Of course, even while the myth of the Beatles as benign wizards, or perhaps gods, was being propagated by Yellow Submarine, the real people behind the myth were growing apart thanks to disagreements by creative and financial. Yellow Submarine was, in a way, the last gasp of the Beatles as cultural myth. But there wouldn’t possibly have been anywhere else for the myth to go anyway. In accordance with their newly embraced back-to-basics aesthetic, the Beatles’ final movie would be Let It Be, as stripped-down a documentary as they could make, the anti-Yellow Submarine. But for a little while, anyway, the fairy tale would go on. Even today, it’s as good a fairy tale as any.


  1. Though this is generally accepted to be the reason why there are only four original songs—sheer lack of enthusiasm on the Beatles’ part—Paul McCartney has offered another explanation. According to him, once the band realized that the movie would be so _Sgt.

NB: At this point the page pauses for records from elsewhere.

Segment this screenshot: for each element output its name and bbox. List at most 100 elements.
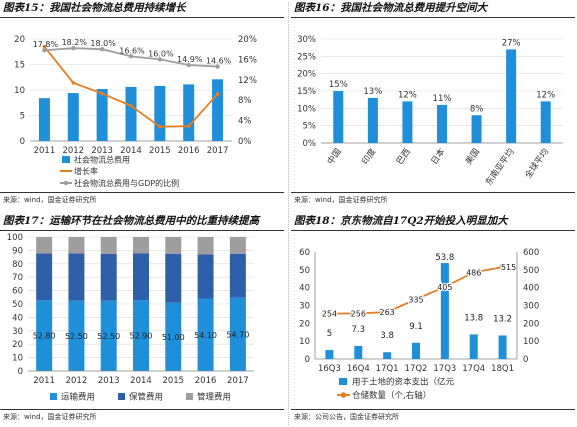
data-label-ratio: 17.8% [33,40,59,49]
y-left-tick-label: 0 [20,137,25,147]
y-left-tick-label: 50 [299,266,310,276]
bar-segment [68,237,85,254]
data-label: 52.50 [65,332,88,341]
point-cost-gdp-ratio [157,57,163,62]
x-tick-label: 16Q4 [347,364,370,374]
data-label-ratio: 16.6% [119,46,145,55]
data-label: 51.00 [162,333,185,342]
data-label: 52.50 [97,332,120,341]
y-tick-label: 80 [12,260,23,270]
y-tick-label: 30 [12,327,23,337]
y-left-tick-label: 30 [299,302,310,312]
point-growth-rate [129,104,133,108]
x-tick-label: 2015 [162,376,184,386]
y-tick-label: 90 [12,246,23,256]
bar-segment [165,302,182,371]
y-left-tick-label: 5 [20,112,25,122]
y-right-tick-label: 300 [523,302,539,312]
data-label: 12% [398,90,417,100]
point-cost-gdp-ratio [42,48,47,53]
x-tick-label: 日本 [429,146,448,167]
x-tick-label: 18Q1 [491,364,514,374]
y-tick-label: 10% [297,104,316,114]
y-tick-label: 30% [297,35,316,45]
bar-segment [229,253,246,298]
data-label-ratio: 16.0% [148,49,174,58]
x-tick-label: 2016 [195,376,217,386]
legend-label: 管理费用 [197,392,231,403]
y-right-tick-label: 200 [523,319,539,329]
point-warehouse-count [499,263,506,271]
source-note: 来源：wind，国金证券研究所 [294,196,388,204]
y-right-tick-label: 16% [238,55,257,65]
y-left-tick-label: 20 [299,319,310,329]
source-note: 来源：wind，国金证券研究所 [3,196,97,204]
x-tick-label: 16Q3 [318,364,341,374]
data-label-warehouse: 263 [380,308,395,317]
point-warehouse-count [470,269,477,276]
legend-label: 社会物流总费用与GDP的比例 [74,178,179,188]
source-rule [291,192,575,193]
y-tick-label: 15% [297,87,316,97]
y-tick-label: 100 [7,233,23,243]
data-label: 54.10 [194,331,217,340]
bar-logistics-cost [183,84,195,141]
bar-segment [133,237,149,254]
bar [506,49,517,143]
bar-land-capex [325,350,334,359]
data-label-ratio: 18.2% [62,38,88,47]
bar-segment [133,300,149,371]
panel-title: 图表15：我国社会物流总费用持续增长 [3,2,186,14]
bar-logistics-cost [125,86,137,141]
data-label: 52.80 [33,332,56,341]
x-tick-label: 2017 [207,146,229,156]
x-tick-label: 2015 [149,146,171,156]
x-tick-label: 全球平均 [523,146,552,180]
data-label-ratio: 14.9% [177,55,203,64]
y-right-tick-label: 500 [523,266,539,276]
legend-label: 增长率 [74,166,98,176]
point-cost-gdp-ratio [99,47,105,52]
source-note: 来源：公司公告，国金证券研究所 [294,413,399,421]
y-tick-label: 20% [297,70,316,80]
bar-land-capex [469,334,478,359]
source-rule [0,192,284,193]
y-tick-label: 40 [12,313,23,323]
point-growth-rate [158,124,162,129]
data-label-capex: 5 [327,329,332,339]
legend-swatch-bar [62,156,70,163]
bar-segment [165,253,182,303]
bar-segment [229,237,246,254]
panel-title: 图表16：我国社会物流总费用提升空间大 [294,2,488,14]
bar-segment [165,237,182,254]
bar [402,101,413,143]
point-warehouse-count [412,296,420,303]
bar-segment [197,298,214,371]
y-tick-label: 70 [12,273,23,283]
data-label-ratio: 18.0% [90,39,116,48]
y-right-tick-label: 400 [523,284,539,294]
bar [540,101,551,143]
data-label: 12% [536,90,555,100]
y-right-tick-label: 8% [238,96,252,106]
legend-swatch [118,393,125,400]
legend-label: 保管费用 [129,392,163,403]
legend-label: 运输费用 [61,392,95,403]
x-tick-label: 17Q3 [433,364,456,374]
legend-swatch-ratio-dot [63,180,69,186]
chart-15-svg: 0 5 10 15 20 0% 4% 8% 12% 16% 20% 2011 2012 2013 2014 2… [14,35,257,188]
chart-17-svg: 0 10 20 30 40 50 60 70 80 90 100 52.80 2011 52.50 2012… [7,233,254,403]
bar-land-capex [440,263,449,359]
data-label-capex: 7.3 [352,325,366,335]
data-label-capex: 13.8 [464,313,483,323]
data-label: 13% [363,87,382,97]
legend-swatch-bar [339,378,347,385]
panel-title: 图表18：京东物流自17Q2开始投入明显加大 [294,215,508,227]
bar [367,97,378,143]
legend-swatch [186,393,193,400]
point-cost-gdp-ratio [215,64,220,69]
bar-segment [100,253,117,301]
bar-logistics-cost [38,98,50,141]
data-label: 52.90 [130,332,153,341]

Pepper_-ish and so psychedelic, they thought it would be better for them to have old songs anyway, since they themselves had already moved on to something new, writing songs with a leaner aesthetic that wouldn’t fit the film as well.
  2. Peter Max is frequently mentioned in connection with the art of _Yellow Submarine_, but in fact he had nothing to do with the film. Although I’m no expert on this, I’ve read that it might be more correct to say that Edelmann influenced Max rather than the other way around.